O texto que o leitor tem em mãos é um livro sobre livros, seus autores, seus tempos e suas circunstâncias, atento às historicidades e às durações. Composto por três unidades, o que há em comum é a natureza das fontes: textos impressos voltados ao público e, por isso mesmo, intervenções políticas no mundo dos vivos. Em comum ainda (ao autor e às suas fontes), a permanente reflexão sobre a formação brasileira sob diferentes ângulos, problemáticas e regiões.
A primeira unidade destes Capítulos de História Intelectual ocupa-se do Brasil de fins do século XIX princípio do XX, tempos de racismo científico, imigração e abolição, cujos dramas, tensões e diversidades saltam das páginas de Machado de Assis, Sílvio Romero e Euclides da Cunha.
Já a segunda unidade investe na compreensão das lutas pela memória de São Paulo, quer na historiografia quer nas artes, de fins do século XIX, até os anos 1940, permeados por múltiplos bandeirantes que emanam da historiografia de Afonso de Taunay ou compõem o discurso visual do Museu Paulista. Aqui aparecem ainda os sertanistas narrados pelos cronistas paulistas do século XVIII, Pedro Taques e Frei Gaspar da Madre de Deus, não por coincidência resgatados na primeira metade do século XX, quando São Paulo assumiu um protagonismo nacional que reinventou o passado colonial.

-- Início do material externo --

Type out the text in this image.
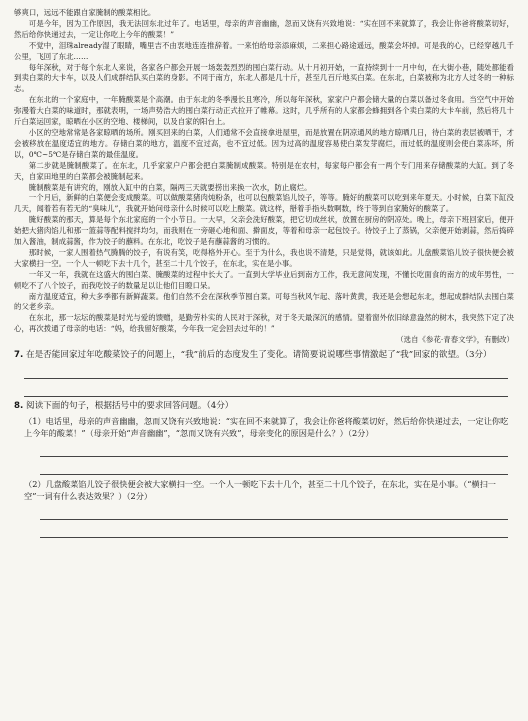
够爽口，远远不能跟自家腌制的酸菜相比。

可是今年，因为工作原因，我无法回东北过年了。电话里，母亲的声音幽幽，忽而又饶有兴致地说：“实在回不来就算了，我会让你爸将酸菜切好，然后给你快递过去，一定让你吃上今年的酸菜！”

不觉中，泪珠already湿了眼睛，嘴里吉不由衷地连连推辞着。一来怕给母亲添麻烦，二来担心路途遥远，酸菜会坏掉。可是我的心，已经穿越几千公里，飞回了东北……

每年深秋，对于每个东北人来说，各家各户都会开展一场轰轰烈烈的囤白菜行动。从十月初开始，一直持续到十一月中旬，在大街小巷，随处都能看到卖白菜的大卡车，以及人们成群结队买白菜的身影。不同于南方，东北人都是几十斤，甚至几百斤地买白菜。在东北，白菜被称为北方人过冬的一种标志。

在东北的一个家庭中，一年腌酸菜是个高潮。由于东北的冬季漫长且寒冷，所以每年深秋，家家户户都会储大量的白菜以备过冬食用。当空气中开始弥漫着大白菜的味道时，那就表明，一场声势浩大的囤白菜行动正式拉开了帷幕。这时，几乎所有的人家都会蜂拥到各个卖白菜的大卡车前，然后将几十斤白菜运回家，晾晒在小区的空地、楼梯间，以及自家的阳台上。

小区的空地常常是各家晾晒的场所。刚买回来的白菜，人们通常不会直接拿进屋里，而是放置在阴凉通风的地方晾晒几日，待白菜的表层被晒干，才会被移放在温度适宜的地方。存储白菜的地方，温度不宜过高，也不宜过低。因为过高的温度容易使白菜发芽腐烂，而过低的温度则会使白菜冻坏，所以，0℃~5℃是存储白菜的最佳温度。

第二步就是腌制酸菜了。在东北，几乎家家户户都会把白菜腌制成酸菜。特别是在农村，每家每户都会有一两个专门用来存储酸菜的大缸。到了冬天，自家田地里的白菜都会被腌制起来。

腌制酸菜是有讲究的，刚放入缸中的白菜，隔两三天就要捞出来换一次水，防止腐烂。

一个月后，新鲜的白菜便会变成酸菜。可以做酸菜猪肉炖粉条，也可以包酸菜馅儿饺子，等等。腌好的酸菜可以吃到来年夏天。小时候，白菜下缸没几天，闻着若有若无的“臭味儿”，我就开始问母亲什么时候可以吃上酸菜。就这样，掰着手指头数啊数，终于等到自家腌好的酸菜了。

腌好酸菜的那天，算是每个东北家庭的一个小节日。一大早，父亲会洗好酸菜，把它切成丝状，放置在厨房的阴凉处。晚上，母亲下班回家后，便开始把大猪肉馅儿和那一篮蒜等配料搅拌均匀，而我则在一旁砸心地和面、擀面皮，等着和母亲一起包饺子。待饺子上了蒸锅，父亲便开始剥蒜，然后捣碎加入酱油，制成蒜酱，作为饺子的蘸料。在东北，吃饺子是有蘸蒜酱的习惯的。

那时候，一家人围着热气腾腾的饺子，有说有笑，吃得格外开心。至于为什么，我也说不清楚，只是觉得，就该如此。儿盘酸菜馅儿饺子很快便会被大家横扫一空。一个人一顿吃下去十几个，甚至二十几个饺子，在东北，实在是小事。

一年又一年，我就在这盛大的囤白菜、腌酸菜的过程中长大了。一直到大学毕业后到南方工作，我无意间发现，不懂长吃面食的南方的成年男性，一顿吃不了八个饺子，而我吃饺子的数量足以让他们目瞪口呆。

南方温度适宜，种大多季都有新鲜蔬菜。他们自然不会在深秋季节囤白菜。可每当秋风乍起、落叶黄黄，我还是会想起东北，想起成群结队去囤白菜的父老乡亲。

在东北，那一坛坛的酸菜是时光与爱的馈赠，是勤劳朴实的人民对于深秋，对于冬天最深沉的感情。望着窗外依旧绿意盎然的树木，我突然下定了决心，再次拨通了母亲的电话：“妈，给我留好酸菜，今年我一定会回去过年的！”

（选自《参花·青春文学》，有删改）

7. 在是否能回家过年吃酸菜饺子的问题上，“我”前后的态度发生了变化。请简要说说哪些事情激起了“我”回家的欲望。（3分）

8. 阅读下面的句子，根据括号中的要求回答问题。（4分）

（1）电话里，母亲的声音幽幽，忽而又饶有兴致地说：“实在回不来就算了，我会让你爸将酸菜切好，然后给你快递过去，一定让你吃上今年的酸菜！”（母亲开始“声音幽幽”，“忽而又饶有兴致”，母亲变化的原因是什么？）（2分）

（2）几盘酸菜馅儿饺子很快便会被大家横扫一空。一个人一顿吃下去十几个，甚至二十几个饺子，在东北，实在是小事。（“横扫一空”一词有什么表达效果？）（2分）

Por fim, a terceira e maior unidade do livro gira em torno de dois importantes intelectuais: o sociólogo pernambucano Gilberto Freyre e o historiador britânico Charles Boxer. Em comum, ambos gastaram parte de suas vidas para pensar e narrar o passado colonial do Brasil e do Império português. Como não é possível olhar ao passado sem afetar-se do presente, ambos ofereceram respostas muito diferentes para a questão da raça e do racismo, nas décadas de 1950 e 1960, quando a politização do tema ocupou um lugar central no pensamento ocidental. Como que a refletir os novos tempos — de descolonização da África, dos movimentos civis protagonizados pelos negros norte-americanos, de novas intervenções intelectuais –, Freyre e Boxer, marcados pelas suas escolhas e circunstâncias, deram respostas distintas a um velho tema: a mestiçagem e o racismo.
Temas que, a sua maneira, já apareciam em Sílvio Romero e Euclides da Cunha (ou obliquamente em Machado de Assis), ou ainda em Afonso de Taunay e nos discursos bandeirantes. Como questão de fundo, sempre ele, o passado colonial, revisitado por cada novo presente.